Nadciąga huragan Florence. Amerykanie przygotowują się na uderzenie
Miliony mieszkańców środkowych stanów wschodniego wybrzeża USA przygotowują się na uderzenie huraganu Florence. Meteorolodzy spodziewają się jego nadejścia w czwartek wieczorem czasu miejscowego. - Ten huragan to prawdziwy potwór. Jest olbrzymi i okrutny - powiedział gubernator stanu Karolina Północna Roy Cooper.
2018-09-12, 10:00
Huragan Florence w miarę zbliżania się do wybrzeży Karoliny Północnej i Południowej oraz Wirginii przybrał na sile i obecnie jest klasyfikowany przez Narodowe Centrum ds. Huraganów (NHC) jako huragan kategorii czwartej w pięciostopniowej skali Saffira-Simpsona.
Meteorolodzy przewidują, że Florence da o sobie znać na wybrzeżach Atlantyku w pasie o długości ok. 500 km. Władze zaleciły ewakuację 1,7 mln mieszkańców zagrożonych terenów w Karolinie Południowej i Północnej oraz w Wirginii nabardziej narażonych na atak żywiołu.
- Ten huragan to prawdziwy potwór. Jest olbrzymi i okrutny.
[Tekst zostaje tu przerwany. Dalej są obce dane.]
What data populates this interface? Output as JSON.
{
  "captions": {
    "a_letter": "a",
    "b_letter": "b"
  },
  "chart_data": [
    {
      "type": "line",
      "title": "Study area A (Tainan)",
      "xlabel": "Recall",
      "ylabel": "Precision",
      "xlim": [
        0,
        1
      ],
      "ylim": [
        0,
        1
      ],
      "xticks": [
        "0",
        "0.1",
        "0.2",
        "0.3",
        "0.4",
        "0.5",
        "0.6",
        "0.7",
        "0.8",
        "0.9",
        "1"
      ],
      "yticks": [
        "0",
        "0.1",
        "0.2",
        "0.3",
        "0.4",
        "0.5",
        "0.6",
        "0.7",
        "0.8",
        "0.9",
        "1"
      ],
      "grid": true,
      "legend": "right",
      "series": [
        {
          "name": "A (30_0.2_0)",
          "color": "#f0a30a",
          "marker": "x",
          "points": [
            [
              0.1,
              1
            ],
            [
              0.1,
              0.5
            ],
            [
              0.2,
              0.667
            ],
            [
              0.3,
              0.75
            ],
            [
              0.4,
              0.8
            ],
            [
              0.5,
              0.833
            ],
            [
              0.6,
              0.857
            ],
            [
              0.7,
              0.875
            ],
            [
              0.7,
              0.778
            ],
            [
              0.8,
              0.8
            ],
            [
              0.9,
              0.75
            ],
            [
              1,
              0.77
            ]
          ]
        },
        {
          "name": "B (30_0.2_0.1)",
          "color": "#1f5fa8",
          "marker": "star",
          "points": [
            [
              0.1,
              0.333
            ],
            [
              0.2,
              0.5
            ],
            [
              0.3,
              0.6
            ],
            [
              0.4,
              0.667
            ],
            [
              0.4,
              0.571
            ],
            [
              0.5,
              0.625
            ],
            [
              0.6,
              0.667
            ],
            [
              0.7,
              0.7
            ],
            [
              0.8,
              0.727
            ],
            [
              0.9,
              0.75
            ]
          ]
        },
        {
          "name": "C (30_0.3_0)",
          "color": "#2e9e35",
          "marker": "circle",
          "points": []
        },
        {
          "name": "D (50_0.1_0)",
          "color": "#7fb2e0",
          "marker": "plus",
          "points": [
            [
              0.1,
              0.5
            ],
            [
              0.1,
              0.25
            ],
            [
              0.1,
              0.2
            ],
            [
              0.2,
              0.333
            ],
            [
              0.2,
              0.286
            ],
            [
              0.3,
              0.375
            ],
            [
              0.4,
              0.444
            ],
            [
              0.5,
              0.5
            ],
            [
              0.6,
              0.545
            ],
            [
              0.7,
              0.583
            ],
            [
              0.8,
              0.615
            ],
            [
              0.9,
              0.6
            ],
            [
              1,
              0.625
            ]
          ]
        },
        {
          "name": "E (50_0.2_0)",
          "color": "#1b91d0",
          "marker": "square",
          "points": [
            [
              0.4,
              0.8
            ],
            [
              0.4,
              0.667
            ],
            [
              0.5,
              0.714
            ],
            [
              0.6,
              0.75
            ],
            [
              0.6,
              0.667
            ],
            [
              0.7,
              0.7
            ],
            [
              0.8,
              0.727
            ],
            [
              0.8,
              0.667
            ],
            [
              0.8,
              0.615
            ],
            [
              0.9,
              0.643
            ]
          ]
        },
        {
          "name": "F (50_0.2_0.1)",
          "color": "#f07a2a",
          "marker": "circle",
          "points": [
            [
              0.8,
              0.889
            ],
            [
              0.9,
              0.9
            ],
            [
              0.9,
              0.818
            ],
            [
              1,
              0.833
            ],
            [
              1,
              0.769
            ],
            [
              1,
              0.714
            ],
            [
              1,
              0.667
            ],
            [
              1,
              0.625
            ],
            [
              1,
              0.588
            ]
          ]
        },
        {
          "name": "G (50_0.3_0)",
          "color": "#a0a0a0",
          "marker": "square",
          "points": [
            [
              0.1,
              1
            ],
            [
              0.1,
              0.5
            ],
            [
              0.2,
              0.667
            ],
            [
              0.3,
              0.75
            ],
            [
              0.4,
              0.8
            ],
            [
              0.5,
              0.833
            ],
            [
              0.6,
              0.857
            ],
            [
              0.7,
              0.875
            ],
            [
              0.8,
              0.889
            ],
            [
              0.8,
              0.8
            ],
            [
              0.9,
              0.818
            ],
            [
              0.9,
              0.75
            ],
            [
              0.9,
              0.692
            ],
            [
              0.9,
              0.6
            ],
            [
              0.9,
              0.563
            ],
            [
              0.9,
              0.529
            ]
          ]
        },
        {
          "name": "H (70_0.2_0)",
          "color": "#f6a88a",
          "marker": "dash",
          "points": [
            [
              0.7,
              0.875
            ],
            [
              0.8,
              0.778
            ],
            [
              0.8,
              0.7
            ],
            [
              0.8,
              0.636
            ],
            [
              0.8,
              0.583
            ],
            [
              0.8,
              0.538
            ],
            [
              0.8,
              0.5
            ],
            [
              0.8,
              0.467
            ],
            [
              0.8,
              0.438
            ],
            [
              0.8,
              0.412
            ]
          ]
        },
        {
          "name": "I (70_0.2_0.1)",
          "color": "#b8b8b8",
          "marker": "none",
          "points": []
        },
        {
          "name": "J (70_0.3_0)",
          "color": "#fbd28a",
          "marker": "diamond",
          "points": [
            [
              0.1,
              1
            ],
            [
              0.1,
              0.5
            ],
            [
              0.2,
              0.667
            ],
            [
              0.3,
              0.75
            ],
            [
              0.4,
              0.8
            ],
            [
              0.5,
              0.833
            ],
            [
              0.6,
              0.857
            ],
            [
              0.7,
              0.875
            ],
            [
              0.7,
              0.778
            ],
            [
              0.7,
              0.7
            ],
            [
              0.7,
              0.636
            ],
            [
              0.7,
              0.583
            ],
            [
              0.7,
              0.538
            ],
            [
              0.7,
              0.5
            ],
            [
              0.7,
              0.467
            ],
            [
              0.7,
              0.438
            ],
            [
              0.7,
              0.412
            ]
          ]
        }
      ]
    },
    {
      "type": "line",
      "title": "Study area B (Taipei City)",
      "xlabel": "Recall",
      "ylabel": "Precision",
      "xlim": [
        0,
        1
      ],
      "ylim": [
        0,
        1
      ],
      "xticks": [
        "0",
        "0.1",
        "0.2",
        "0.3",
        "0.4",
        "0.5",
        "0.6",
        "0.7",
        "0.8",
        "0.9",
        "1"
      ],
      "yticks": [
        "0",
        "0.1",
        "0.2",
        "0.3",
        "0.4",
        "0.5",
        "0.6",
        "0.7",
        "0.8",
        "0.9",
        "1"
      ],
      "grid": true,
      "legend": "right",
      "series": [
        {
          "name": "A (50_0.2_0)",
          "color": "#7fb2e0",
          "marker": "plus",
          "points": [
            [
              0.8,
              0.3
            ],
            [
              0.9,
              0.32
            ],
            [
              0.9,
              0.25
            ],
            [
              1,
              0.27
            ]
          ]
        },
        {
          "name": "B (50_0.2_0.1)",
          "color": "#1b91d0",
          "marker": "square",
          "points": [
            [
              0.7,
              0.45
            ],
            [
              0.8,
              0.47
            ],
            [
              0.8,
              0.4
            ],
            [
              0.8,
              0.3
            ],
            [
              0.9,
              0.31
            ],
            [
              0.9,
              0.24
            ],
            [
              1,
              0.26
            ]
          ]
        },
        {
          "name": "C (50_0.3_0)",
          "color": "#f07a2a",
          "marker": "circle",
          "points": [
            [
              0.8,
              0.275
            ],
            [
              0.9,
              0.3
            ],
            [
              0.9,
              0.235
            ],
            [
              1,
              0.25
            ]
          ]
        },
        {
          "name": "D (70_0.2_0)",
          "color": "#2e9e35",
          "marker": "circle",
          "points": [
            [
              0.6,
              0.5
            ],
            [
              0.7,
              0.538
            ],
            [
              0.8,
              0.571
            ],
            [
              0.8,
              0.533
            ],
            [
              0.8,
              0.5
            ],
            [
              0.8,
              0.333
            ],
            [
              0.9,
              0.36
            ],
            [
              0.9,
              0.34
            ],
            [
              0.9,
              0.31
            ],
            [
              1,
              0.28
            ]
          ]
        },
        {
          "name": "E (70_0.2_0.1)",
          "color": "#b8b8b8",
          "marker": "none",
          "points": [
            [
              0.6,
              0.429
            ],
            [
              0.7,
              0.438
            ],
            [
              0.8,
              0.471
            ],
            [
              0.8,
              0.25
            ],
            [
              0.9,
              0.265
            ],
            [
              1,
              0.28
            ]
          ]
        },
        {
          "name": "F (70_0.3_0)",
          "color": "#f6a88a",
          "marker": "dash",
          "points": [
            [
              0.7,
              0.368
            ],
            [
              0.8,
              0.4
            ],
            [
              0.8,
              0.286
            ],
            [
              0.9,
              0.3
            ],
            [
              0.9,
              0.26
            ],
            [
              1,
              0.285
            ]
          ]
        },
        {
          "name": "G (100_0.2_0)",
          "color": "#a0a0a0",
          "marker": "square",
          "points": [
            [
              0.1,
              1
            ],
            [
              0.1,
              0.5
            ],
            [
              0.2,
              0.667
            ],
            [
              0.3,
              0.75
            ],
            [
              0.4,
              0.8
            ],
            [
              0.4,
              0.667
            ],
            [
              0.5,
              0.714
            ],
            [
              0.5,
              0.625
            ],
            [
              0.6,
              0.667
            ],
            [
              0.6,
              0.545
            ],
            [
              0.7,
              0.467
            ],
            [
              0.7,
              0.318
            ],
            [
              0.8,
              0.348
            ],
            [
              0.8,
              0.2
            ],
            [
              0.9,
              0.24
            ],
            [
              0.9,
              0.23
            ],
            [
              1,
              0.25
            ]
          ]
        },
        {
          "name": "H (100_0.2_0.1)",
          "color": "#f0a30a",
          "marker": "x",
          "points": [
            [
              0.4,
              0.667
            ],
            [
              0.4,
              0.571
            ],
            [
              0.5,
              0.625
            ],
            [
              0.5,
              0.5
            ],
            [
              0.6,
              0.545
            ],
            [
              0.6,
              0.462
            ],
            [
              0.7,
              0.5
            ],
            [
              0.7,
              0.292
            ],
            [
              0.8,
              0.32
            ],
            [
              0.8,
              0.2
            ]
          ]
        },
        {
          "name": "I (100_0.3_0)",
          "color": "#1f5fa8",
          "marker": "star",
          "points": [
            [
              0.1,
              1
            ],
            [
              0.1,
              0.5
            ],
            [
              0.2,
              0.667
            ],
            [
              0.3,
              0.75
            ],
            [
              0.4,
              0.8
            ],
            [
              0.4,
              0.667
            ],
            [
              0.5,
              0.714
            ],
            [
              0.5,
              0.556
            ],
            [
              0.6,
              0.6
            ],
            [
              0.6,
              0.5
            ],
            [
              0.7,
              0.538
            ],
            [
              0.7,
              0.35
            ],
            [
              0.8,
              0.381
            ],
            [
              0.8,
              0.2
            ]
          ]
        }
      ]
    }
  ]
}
To jest wyjątkowo groźny, zagrażający życiu, historyczny huragan - powiedział gubernator stanu Karolina Północna Roy Cooper apelując, aby mieszkańcy stanu, nawet jeśli doświadczyli huraganów w przeszłości, nie lekceważyli ostrzeżeń i wezwania władz do ewakuacji.
Roy Cooper Ten huragan to prawdziwy potwór. Jest olbrzymi i okrutny
Prezydent Trump, który w przeszłości był krytykowany za opieszałą reakcję jego administracji na huragan Maria we wrześniu ub. roku, wezwał mieszkańców zagrożonych terenów do podjęcia wszystkich środków ostrożności. Odwołał nawet zapowiedziany na czwartek wiec w Cape Girardeau, w stanie Missouri, planowany jako manifestacja poparcia dla kandydatów Partii Republikańskiej w zbliżających się wyborach do Kongresu.
Reakcja prezydenta USA
Wcześniej Trump odwołał zaplanowany na piątek wiec poparcia dla republikańskich kandydatów w Jackson, w stanie Missisipi i obiecał uruchomienie środków z budżetu federalnego na pomoc przy usuwaniu skutków huraganu.
- Jesteśmy tak gotowi na nadejście Florence jak ktokolwiek kiedykolwiek był - powiedział prezydent we wtorek.
Podczas rozmowy z dziennikarzami prezydent bronił poczynań swojej administracji w odpowiedzi na kataklizm jaki spowodował we wrześniu ub. roku huragan Maria. Spustoszył on Karaiby, w tym amerykańskie terytorium powiernicze Portoryko.
Trump powiedział dziennikarzom, że działania jego administracji w usuwaniu skutków huraganu Maria "były niewyobrażalnym sukcesem". Wypowiedź ta oburzyła gubernatora i mieszkańców Portoryko bowiem według ostatnich danych Maria spowodowała śmierć prawie 3 tys. osób. Początkowo władze utrzymywały, że zginęły tylko 64 osoby.